Dense breast tissue is characterized by a large proportion of tissue that is glandular rather fatty. On mammograms, this glandular tissue appears white. However, cancerous tissue also appears white and can be mistaken for glandular tissue. With breast MRI, this problem is avoided by taking advantage of differences in cellular processes. The test is limited, though, by a high incidence of false-positives.
"You can imagine being called back and having found out that there's something abnormal on your MRI and having to have an additional ultrasound or mammography only to find out there was really nothing at all," Schilling said. "That is very disturbing for our patients."

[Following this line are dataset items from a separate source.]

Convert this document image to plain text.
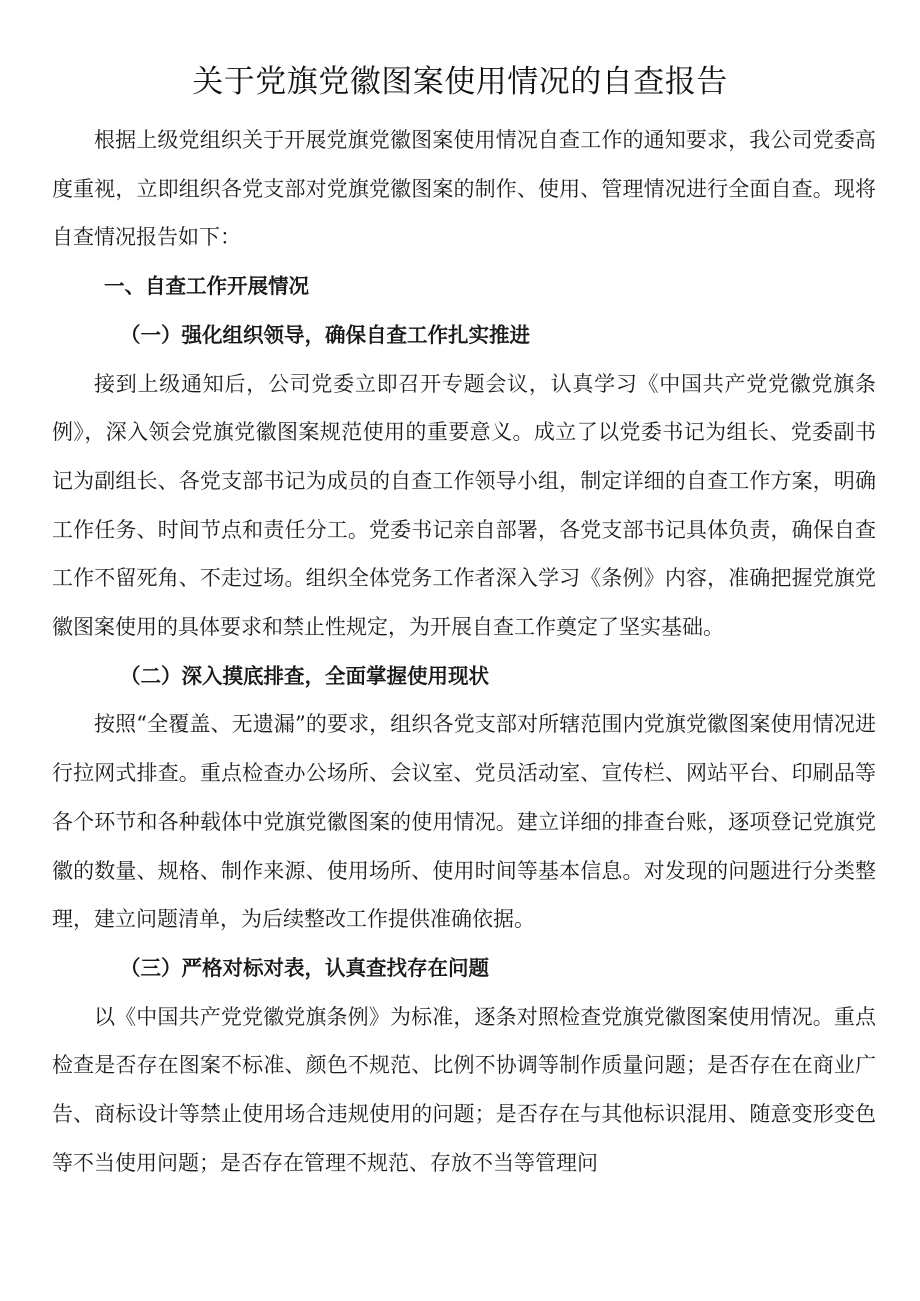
关于党旗党徽图案使用情况的自查报告

根据上级党组织关于开展党旗党徽图案使用情况自查工作的通知要求，我公司党委高度重视，立即组织各党支部对党旗党徽图案的制作、使用、管理情况进行全面自查。现将自查情况报告如下：

一、自查工作开展情况

（一）强化组织领导，确保自查工作扎实推进

接到上级通知后，公司党委立即召开专题会议，认真学习《中国共产党党徽党旗条例》，深入领会党旗党徽图案规范使用的重要意义。成立了以党委书记为组长、党委副书记为副组长、各党支部书记为成员的自查工作领导小组，制定详细的自查工作方案，明确工作任务、时间节点和责任分工。党委书记亲自部署，各党支部书记具体负责，确保自查工作不留死角、不走过场。组织全体党务工作者深入学习《条例》内容，准确把握党旗党徽图案使用的具体要求和禁止性规定，为开展自查工作奠定了坚实基础。

（二）深入摸底排查，全面掌握使用现状

按照“全覆盖、无遗漏”的要求，组织各党支部对所辖范围内党旗党徽图案使用情况进行拉网式排查。重点检查办公场所、会议室、党员活动室、宣传栏、网站平台、印刷品等各个环节和各种载体中党旗党徽图案的使用情况。建立详细的排查台账，逐项登记党旗党徽的数量、规格、制作来源、使用场所、使用时间等基本信息。对发现的问题进行分类整理，建立问题清单，为后续整改工作提供准确依据。

（三）严格对标对表，认真查找存在问题

以《中国共产党党徽党旗条例》为标准，逐条对照检查党旗党徽图案使用情况。重点检查是否存在图案不标准、颜色不规范、比例不协调等制作质量问题；是否存在在商业广告、商标设计等禁止使用场合违规使用的问题；是否存在与其他标识混用、随意变形变色等不当使用问题；是否存在管理不规范、存放不当等管理问
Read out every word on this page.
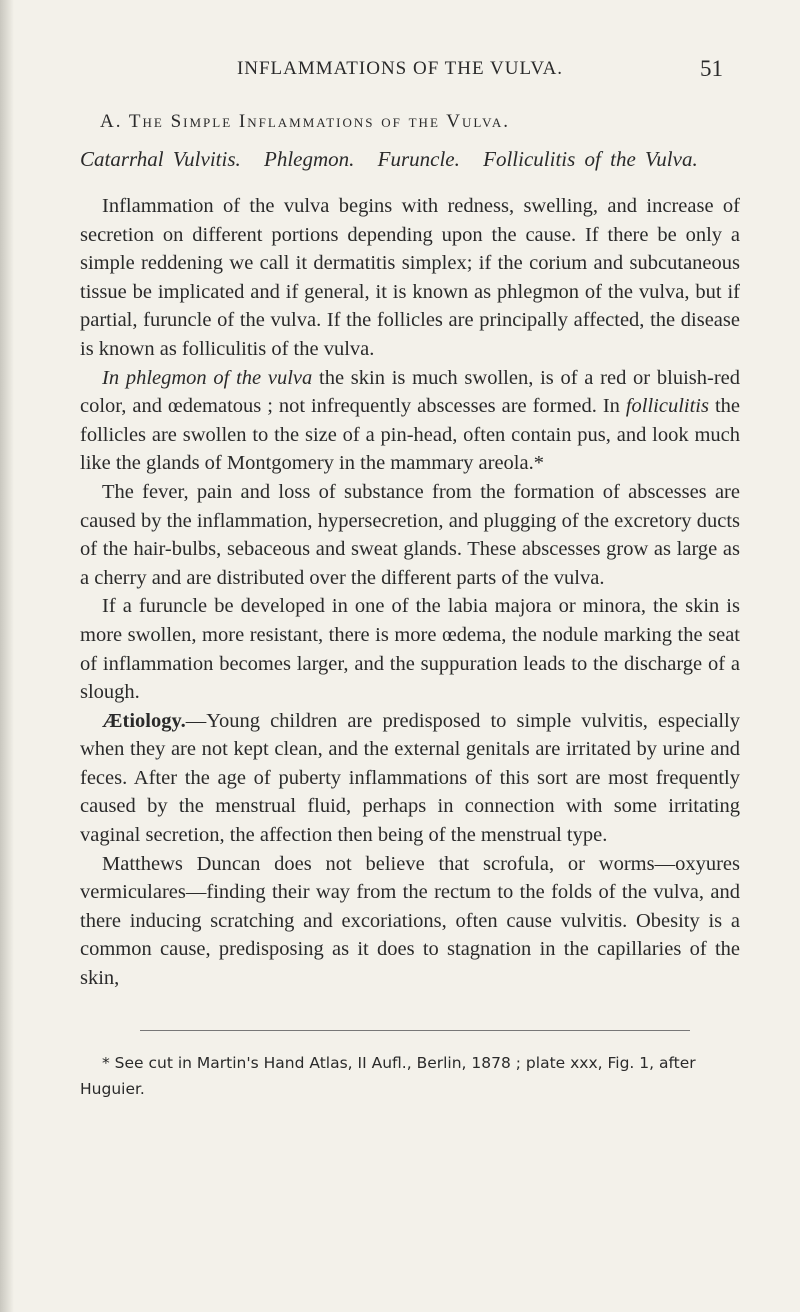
INFLAMMATIONS OF THE VULVA.	51
A. The Simple Inflammations of the Vulva.
Catarrhal Vulvitis. Phlegmon. Furuncle. Folliculitis of the Vulva.

Inflammation of the vulva begins with redness, swelling, and increase of secretion on different portions depending upon the cause. If there be only a simple reddening we call it dermatitis simplex; if the corium and subcutaneous tissue be implicated and if general, it is known as phlegmon of the vulva, but if partial, furuncle of the vulva. If the follicles are principally affected, the disease is known as folliculitis of the vulva.

In phlegmon of the vulva the skin is much swollen, is of a red or bluish-red color, and œdematous ; not infrequently abscesses are formed. In folliculitis the follicles are swollen to the size of a pin-head, often contain pus, and look much like the glands of Montgomery in the mammary areola.*

The fever, pain and loss of substance from the formation of abscesses are caused by the inflammation, hypersecretion, and plugging of the excretory ducts of the hair-bulbs, sebaceous and sweat glands. These abscesses grow as large as a cherry and are distributed over the different parts of the vulva.

If a furuncle be developed in one of the labia majora or minora, the skin is more swollen, more resistant, there is more œdema, the nodule marking the seat of inflammation becomes larger, and the suppuration leads to the discharge of a slough.

Ætiology.—Young children are predisposed to simple vulvitis, especially when they are not kept clean, and the external genitals are irritated by urine and feces. After the age of puberty inflammations of this sort are most frequently caused by the menstrual fluid, perhaps in connection with some irritating vaginal secretion, the affection then being of the menstrual type.

Matthews Duncan does not believe that scrofula, or worms—oxyures vermiculares—finding their way from the rectum to the folds of the vulva, and there inducing scratching and excoriations, often cause vulvitis. Obesity is a common cause, predisposing as it does to stagnation in the capillaries of the skin,

* See cut in Martin's Hand Atlas, II Aufl., Berlin, 1878 ; plate xxx, Fig. 1, after Huguier.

Additionally, breast MRI is much less effective when patients are imaged at an inappropriate point during their menstrual cycle. False-positive results are often attributed to the effects of hormones in the patient.
Breast density and hormonal status will not affect PEM sensitivity or specificity when screening for cancer, Schilling said. The technique uses the metabolic differences between cancer cells and normal cells to distinguish them. By following where radioactively marked sugar accumulates, PEM can easily visualize cancerous tissue.
"I find it very easily integrated into a comprehensive breast clinic," Schilling said. "It's not difficult to learn, unlike breast MRI, and it's not affected by menopausal status or breast density."